Ein „Schandmal“ sucht in Bonn einen Standort

Die Stadt wehrt sich gegen ein Denkmal für den unbekannten Deserteur / Reflexartige Bekenntnisse zur Wehrmacht /Die Kritik reicht von der CSU bis zu den Liberalen - die SPD kneift / Einweihung am 1.September im Schutz einer Kunstaktion  ■  Aus Bonn Charlotte Wiedemann

Josef Weiland, der neue Bonner Vorsitzende des „Verbands der Heimkehrer“, hat ein Gespür für das Wesentliche. Ein Denkmal für den unbekannten Deserteur in der Hauptstadt, das würde die ehemaligen Wehrmachtssoldaten, die er vertritt, „ins Abseits fehlender Moral“ stellen, gar in die Ecke der „Ehrlosigkeit“. Denn sie sind ja nicht desertiert, sie standen bis zum bitteren Ende der Gefangenschaft zu Hitlers Fahne. Die Fahnenflüchtigen zu ehren, das ist ein heimlicher Vorwurf an all die anderen. Für Josef Weiland ist das Denkmal daher eine „perverse Idee“. Vor einen halben Jahr begannen Bonner Pazifisten ihre Kampagne für ein Mahnmal, das eigentlich am Jahrestag des Überfalls auf Polen, am 1.September, auf dem Bonner Friedensplatz stehen sollte. Älteren Bonnern ist diese Örtlichkeit noch als Adolf-Hitler -Platz im Gedächtnis, und die ganz Alten wissen, daß der vor 1933 schon einmal Friedensplatz hieß.

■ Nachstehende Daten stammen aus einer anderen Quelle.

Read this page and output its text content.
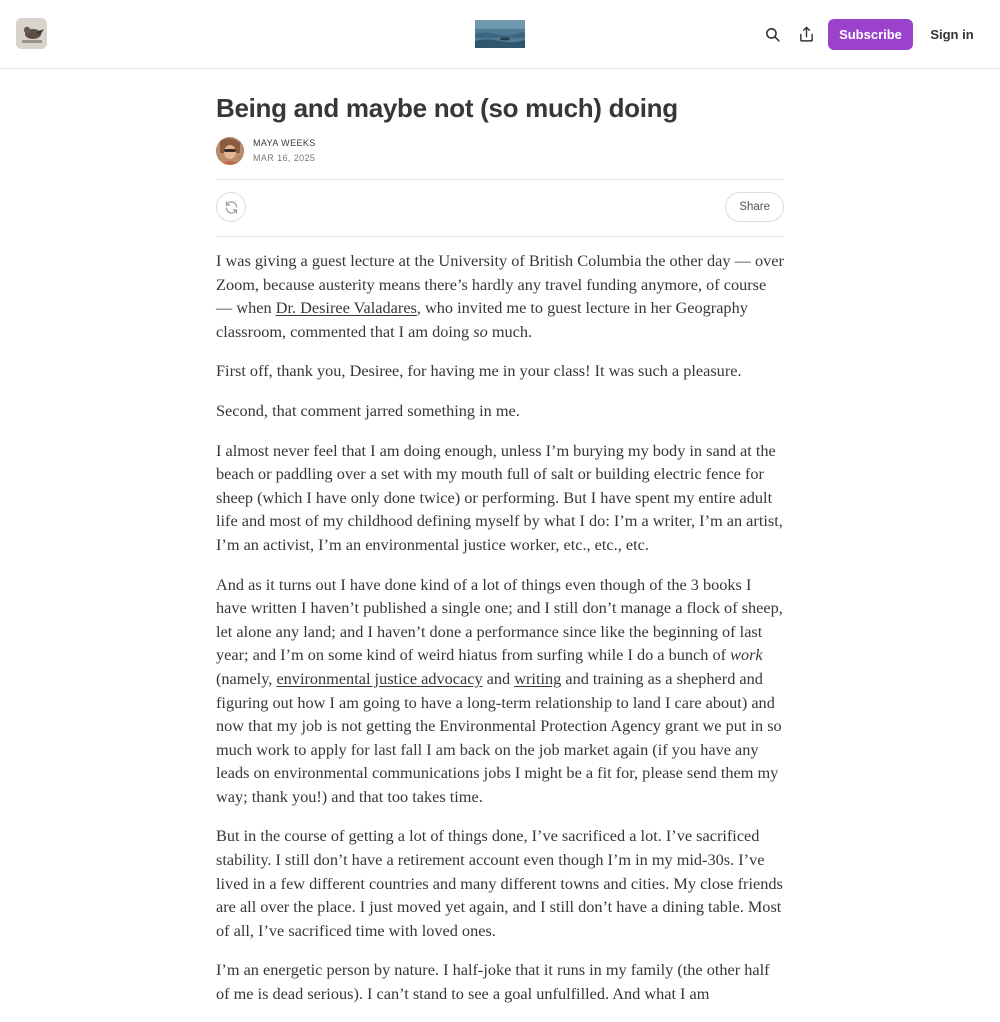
Subscribe	Sign in
Being and maybe not (so much) doing
MAYA WEEKS
MAR 16, 2025
Share

I was giving a guest lecture at the University of British Columbia the other day — over Zoom, because austerity means there’s hardly any travel funding anymore, of course — when Dr. Desiree Valadares, who invited me to guest lecture in her Geography classroom, commented that I am doing so much.

First off, thank you, Desiree, for having me in your class! It was such a pleasure.

Second, that comment jarred something in me.

I almost never feel that I am doing enough, unless I’m burying my body in sand at the beach or paddling over a set with my mouth full of salt or building electric fence for sheep (which I have only done twice) or performing. But I have spent my entire adult life and most of my childhood defining myself by what I do: I’m a writer, I’m an artist, I’m an activist, I’m an environmental justice worker, etc., etc., etc.

And as it turns out I have done kind of a lot of things even though of the 3 books I have written I haven’t published a single one; and I still don’t manage a flock of sheep, let alone any land; and I haven’t done a performance since like the beginning of last year; and I’m on some kind of weird hiatus from surfing while I do a bunch of work (namely, environmental justice advocacy and writing and training as a shepherd and figuring out how I am going to have a long-term relationship to land I care about) and now that my job is not getting the Environmental Protection Agency grant we put in so much work to apply for last fall I am back on the job market again (if you have any leads on environmental communications jobs I might be a fit for, please send them my way; thank you!) and that too takes time.

But in the course of getting a lot of things done, I’ve sacrificed a lot. I’ve sacrificed stability. I still don’t have a retirement account even though I’m in my mid-30s. I’ve lived in a few different countries and many different towns and cities. My close friends are all over the place. I just moved yet again, and I still don’t have a dining table. Most of all, I’ve sacrificed time with loved ones.

I’m an energetic person by nature. I half-joke that it runs in my family (the other half of me is dead serious). I can’t stand to see a goal unfulfilled. And what I am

Wie der Name auch sei: Die Erinnerung an Feiglinge und Vaterlandsverräter soll dort nichts zu suchen haben, und auch auf keinem anderen öffentlichen Platz, wo der Arm der Stadtväter hinreicht. Der heimliche Vorwurf, von dem türkischen Bildhauer Mehmet Akzoy zur Skulptur erhoben, wird zwei Meter hoch - „unerträglich für die Soldaten und Reservisten der Bundeswehr“, befand Bonns regierende CDU. Und sie setzte das Wort vom „Schandmal“ in die Welt.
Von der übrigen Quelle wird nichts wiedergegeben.